Texte d’Abu Amir 4/02 : comment le retour des rapatriés vers Gaza s’est transformé en parcours d’humiliation, d’interrogatoires et de longues attentes

Le contexte général de l’ouverture du poste-frontière et ses conditions
L’ouverture du poste-frontière de Rafah est intervenue après une longue période de fermeture et de paralysie, dans le cadre d’arrangements politiques et sécuritaires complexes imposés par l’évolution de la guerre et l’aggravation de la pression humanitaire. L’accord visant à rouvrir le passage n’a pas constitué une ouverture complète ou normale, mais s’est fait sous la forme d’une « exploitation limitée », restreignant la circulation à des quotas précis, à des priorités sélectives et à des procédures de sécurité strictes.
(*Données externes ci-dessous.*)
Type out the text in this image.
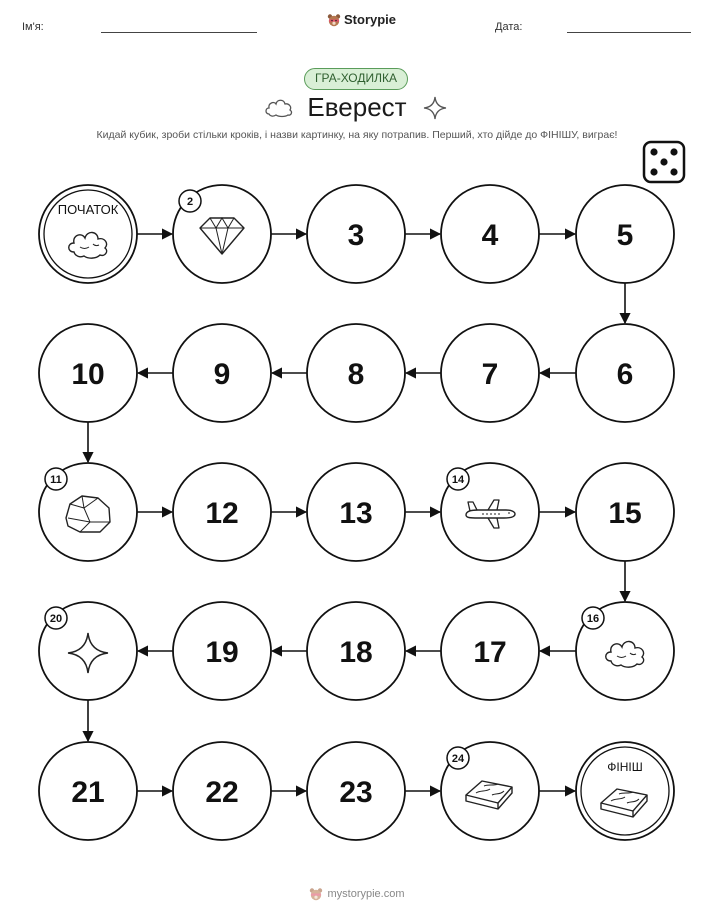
Ім'я:	Storypie	Дата:
ГРА-ХОДИЛКА
Еверест
Кидай кубик, зроби стільки кроків, і назви картинку, на яку потрапив. Перший, хто дійде до ФІНІШУ, виграє!
ПОЧАТОК	2
3	4	5
6
7
8
9
10
11
12	13
14
15
16
17
18
19
20
21	22	23
24
ФІНІШ
mystorypie.com
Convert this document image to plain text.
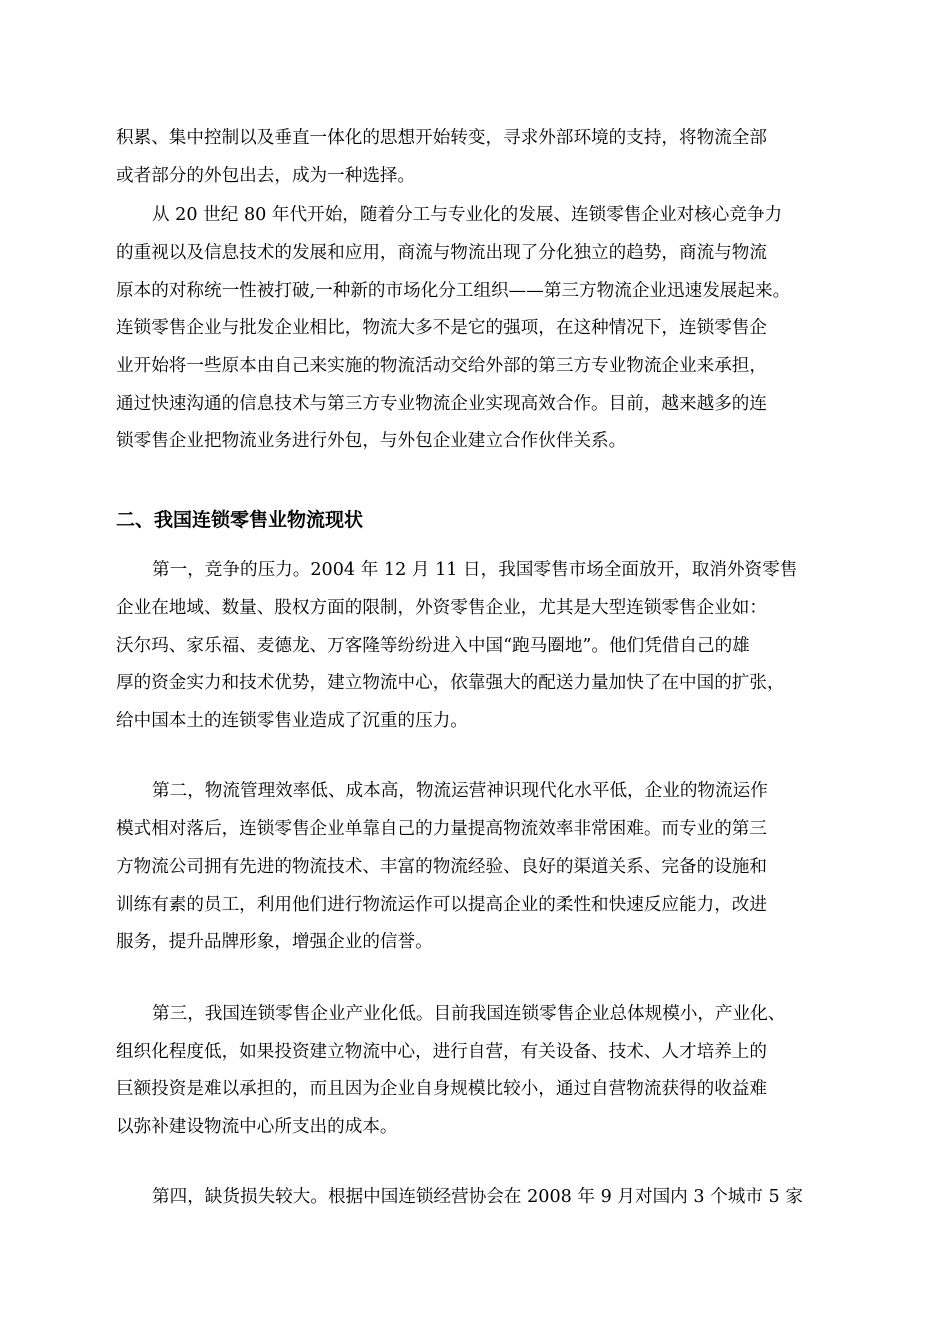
积累、集中控制以及垂直一体化的思想开始转变，寻求外部环境的支持，将物流全部
或者部分的外包出去，成为一种选择。
从 20 世纪 80 年代开始，随着分工与专业化的发展、连锁零售企业对核心竞争力
的重视以及信息技术的发展和应用，商流与物流出现了分化独立的趋势，商流与物流
原本的对称统一性被打破,一种新的市场化分工组织——第三方物流企业迅速发展起来。
连锁零售企业与批发企业相比，物流大多不是它的强项，在这种情况下，连锁零售企
业开始将一些原本由自己来实施的物流活动交给外部的第三方专业物流企业来承担，
通过快速沟通的信息技术与第三方专业物流企业实现高效合作。目前，越来越多的连
锁零售企业把物流业务进行外包，与外包企业建立合作伙伴关系。
二、我国连锁零售业物流现状
第一，竞争的压力。2004 年 12 月 11 日，我国零售市场全面放开，取消外资零售
企业在地域、数量、股权方面的限制，外资零售企业，尤其是大型连锁零售企业如：
沃尔玛、家乐福、麦德龙、万客隆等纷纷进入中国“跑马圈地”。他们凭借自己的雄
厚的资金实力和技术优势，建立物流中心，依靠强大的配送力量加快了在中国的扩张，
给中国本土的连锁零售业造成了沉重的压力。
第二，物流管理效率低、成本高，物流运营神识现代化水平低，企业的物流运作
模式相对落后，连锁零售企业单靠自己的力量提高物流效率非常困难。而专业的第三
方物流公司拥有先进的物流技术、丰富的物流经验、良好的渠道关系、完备的设施和
训练有素的员工，利用他们进行物流运作可以提高企业的柔性和快速反应能力，改进
服务，提升品牌形象，增强企业的信誉。
第三，我国连锁零售企业产业化低。目前我国连锁零售企业总体规模小，产业化、
组织化程度低，如果投资建立物流中心，进行自营，有关设备、技术、人才培养上的
巨额投资是难以承担的，而且因为企业自身规模比较小，通过自营物流获得的收益难
以弥补建设物流中心所支出的成本。
第四，缺货损失较大。根据中国连锁经营协会在 2008 年 9 月对国内 3 个城市 5 家
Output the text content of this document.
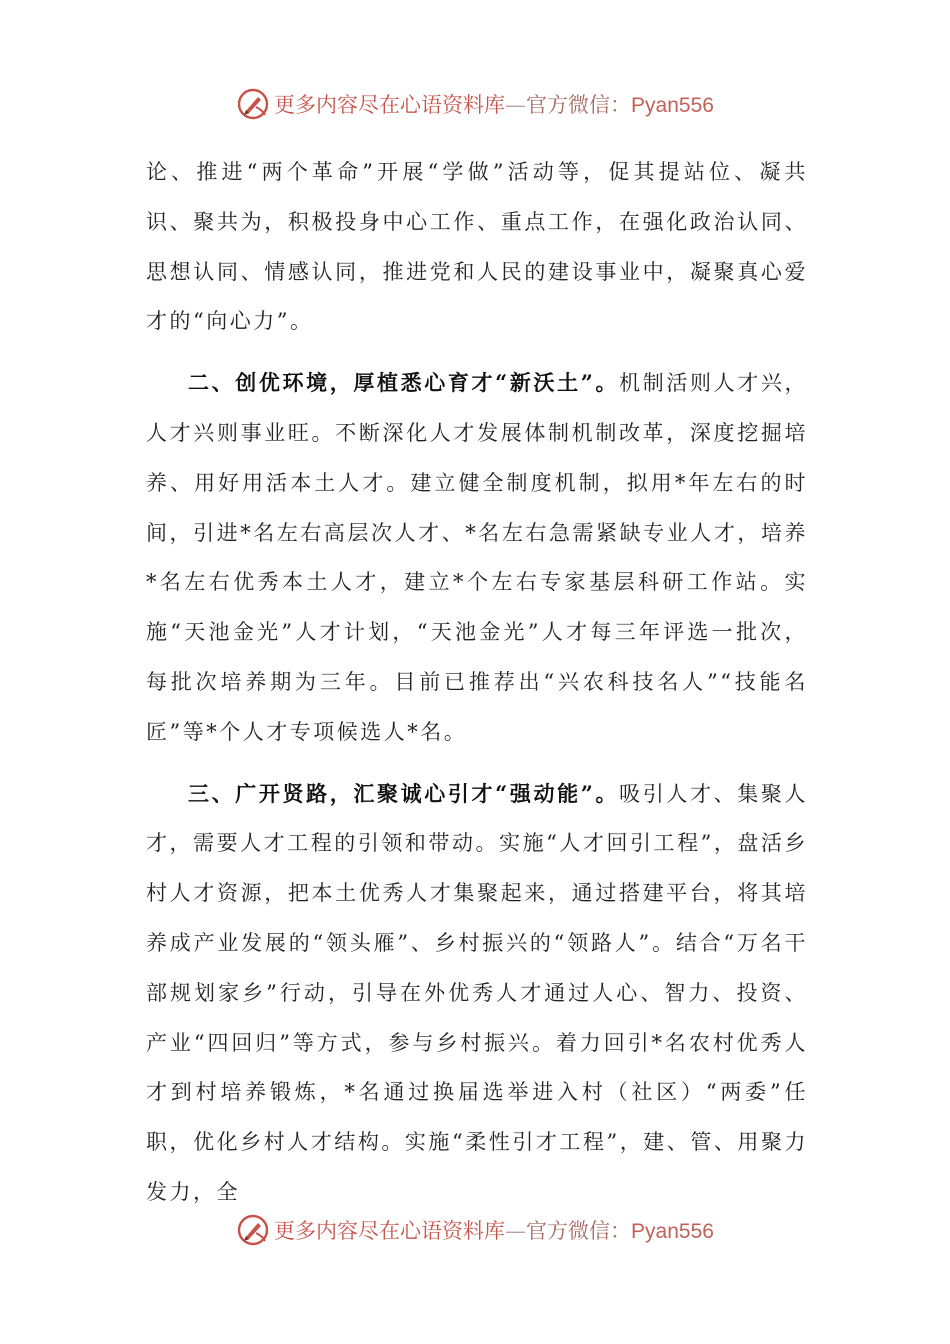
更多内容尽在心语资料库—官方微信：Pyan556

论、推进“两个革命”开展“学做”活动等，促其提站位、凝共识、聚共为，积极投身中心工作、重点工作，在强化政治认同、思想认同、情感认同，推进党和人民的建设事业中，凝聚真心爱才的“向心力”。

二、创优环境，厚植悉心育才“新沃土”。机制活则人才兴，人才兴则事业旺。不断深化人才发展体制机制改革，深度挖掘培养、用好用活本土人才。建立健全制度机制，拟用*年左右的时间，引进*名左右高层次人才、*名左右急需紧缺专业人才，培养*名左右优秀本土人才，建立*个左右专家基层科研工作站。实施“天池金光”人才计划，“天池金光”人才每三年评选一批次，每批次培养期为三年。目前已推荐出“兴农科技名人”“技能名匠”等*个人才专项候选人*名。

三、广开贤路，汇聚诚心引才“强动能”。吸引人才、集聚人才，需要人才工程的引领和带动。实施“人才回引工程”，盘活乡村人才资源，把本土优秀人才集聚起来，通过搭建平台，将其培养成产业发展的“领头雁”、乡村振兴的“领路人”。结合“万名干部规划家乡”行动，引导在外优秀人才通过人心、智力、投资、产业“四回归”等方式，参与乡村振兴。着力回引*名农村优秀人才到村培养锻炼，*名通过换届选举进入村（社区）“两委”任职，优化乡村人才结构。实施“柔性引才工程”，建、管、用聚力发力，全

更多内容尽在心语资料库—官方微信：Pyan556
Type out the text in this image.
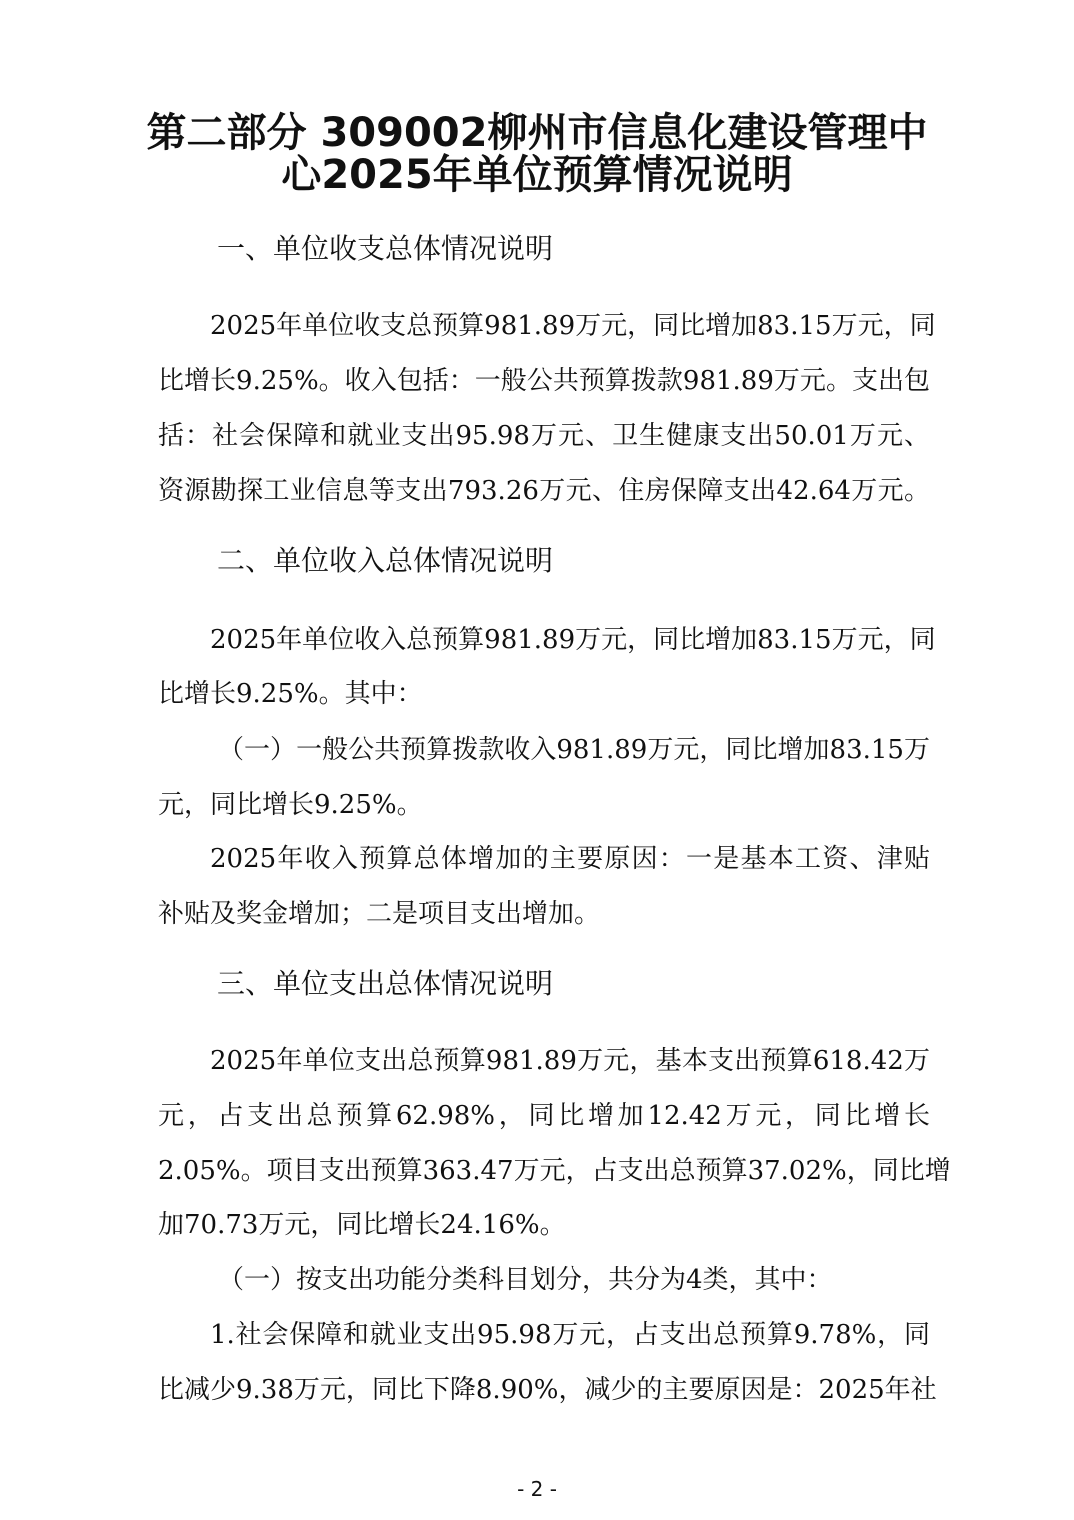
第二部分 309002柳州市信息化建设管理中
心2025年单位预算情况说明
一、单位收支总体情况说明
2025年单位收支总预算981.89万元，同比增加83.15万元，同
比增长9.25%。收入包括：一般公共预算拨款981.89万元。支出包
括：社会保障和就业支出95.98万元、卫生健康支出50.01万元、
资源勘探工业信息等支出793.26万元、住房保障支出42.64万元。
二、单位收入总体情况说明
2025年单位收入总预算981.89万元，同比增加83.15万元，同
比增长9.25%。其中：
（一）一般公共预算拨款收入981.89万元，同比增加83.15万
元，同比增长9.25%。
2025年收入预算总体增加的主要原因：一是基本工资、津贴
补贴及奖金增加；二是项目支出增加。
三、单位支出总体情况说明
2025年单位支出总预算981.89万元，基本支出预算618.42万
元，占支出总预算62.98%，同比增加12.42万元，同比增长
2.05%。项目支出预算363.47万元，占支出总预算37.02%，同比增
加70.73万元，同比增长24.16%。
（一）按支出功能分类科目划分，共分为4类，其中：
1.社会保障和就业支出95.98万元，占支出总预算9.78%，同
比减少9.38万元，同比下降8.90%，减少的主要原因是：2025年社
- 2 -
L’objectif déclaré était de permettre le retour de groupes de Palestiniens, en particulier les patients ayant achevé leur traitement à l’extérieur de la bande de Gaza, ainsi que certaines situations humanitaires. Toutefois, l’application sur le terrain a montré que cette ouverture était associée à un système de contrôle et d’examens prolongés, rendant le retour à Gaza éprouvant tant sur le plan psychologique que physique. Le poste a été ouvert aux premières heures du matin, mais le mouvement n’a pas commencé immédiatement. Les listes ont dû être vérifiées, les bus coordonnés et les couloirs sécurisés préparés. Dès les premiers instants, les rapatriés ont senti que ce qui les attendait n’était pas un simple passage frontalier, mais une succession d’étapes semblables à un « parcours de vérification » qui commence bien avant d’atteindre la porte palestinienne.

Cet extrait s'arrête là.